Part of the “island rule” is that large animals often become smaller – and no group seems to exemplify this more than the elephants.
Although they’re the largest living land animals today, and in the past included some of the largest known land mammals ever, ancient elephants also frequently ended up on islands thanks to their ability to swim long distances. They produced many different dwarfed forms around much of the world, and a few of them will be featured intermittently throughout both months of this theme.
The earliest known examples were the stegodontids of Japan in the early Miocene. These animals weren’t quite true elephants, instead being close evolutionary cousins to them, and had two small additional tusks in their lower jaws similar to the related gomphotheres.
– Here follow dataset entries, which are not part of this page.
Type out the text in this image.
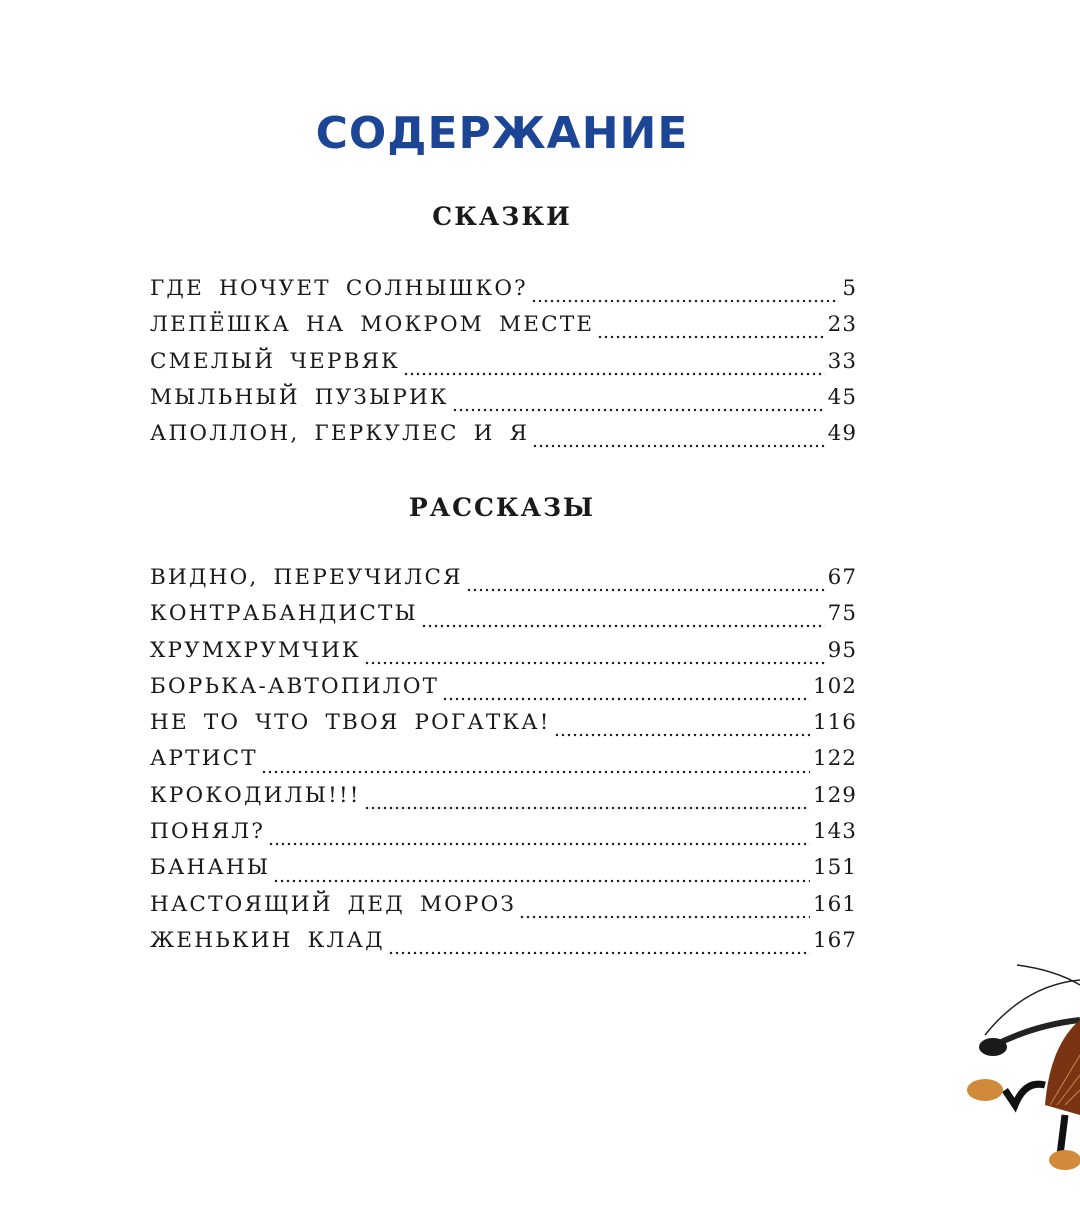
СОДЕРЖАНИЕ
СКАЗКИ
ГДЕ НОЧУЕТ СОЛНЫШКО?	5
ЛЕПЁШКА НА МОКРОМ МЕСТЕ	23
СМЕЛЫЙ ЧЕРВЯК	33
МЫЛЬНЫЙ ПУЗЫРИК	45
АПОЛЛОН, ГЕРКУЛЕС И Я	49
РАССКАЗЫ
ВИДНО, ПЕРЕУЧИЛСЯ	67
КОНТРАБАНДИСТЫ	75
ХРУМХРУМЧИК	95
БОРЬКА-АВТОПИЛОТ	102
НЕ ТО ЧТО ТВОЯ РОГАТКА!	116
АРТИСТ	122
КРОКОДИЛЫ!!!	129
ПОНЯЛ?	143
БАНАНЫ	151
НАСТОЯЩИЙ ДЕД МОРОЗ	161
ЖЕНЬКИН КЛАД	167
Stegolophodon pseudolatidens first arrived in Japan about 18 million years ago, and within just 2 million years they’d developed into insular dwarfs that were probably around 2m tall at the shoulder (6′6″)– still reasonably large, but only about 60% the size of their mainland relatives.
Much later in the Early Pleistocene another small almost-elephant appeared in Japan. Living between about 2 million years ago and 700,000 years ago, Stegodon aurorae was about the same size as the then-extinct Stegolophodon but probably wasn’t descended from them. Instead it was probably the result of a separate arrival and dwarfing of a larger Stegodon species from mainland Asia.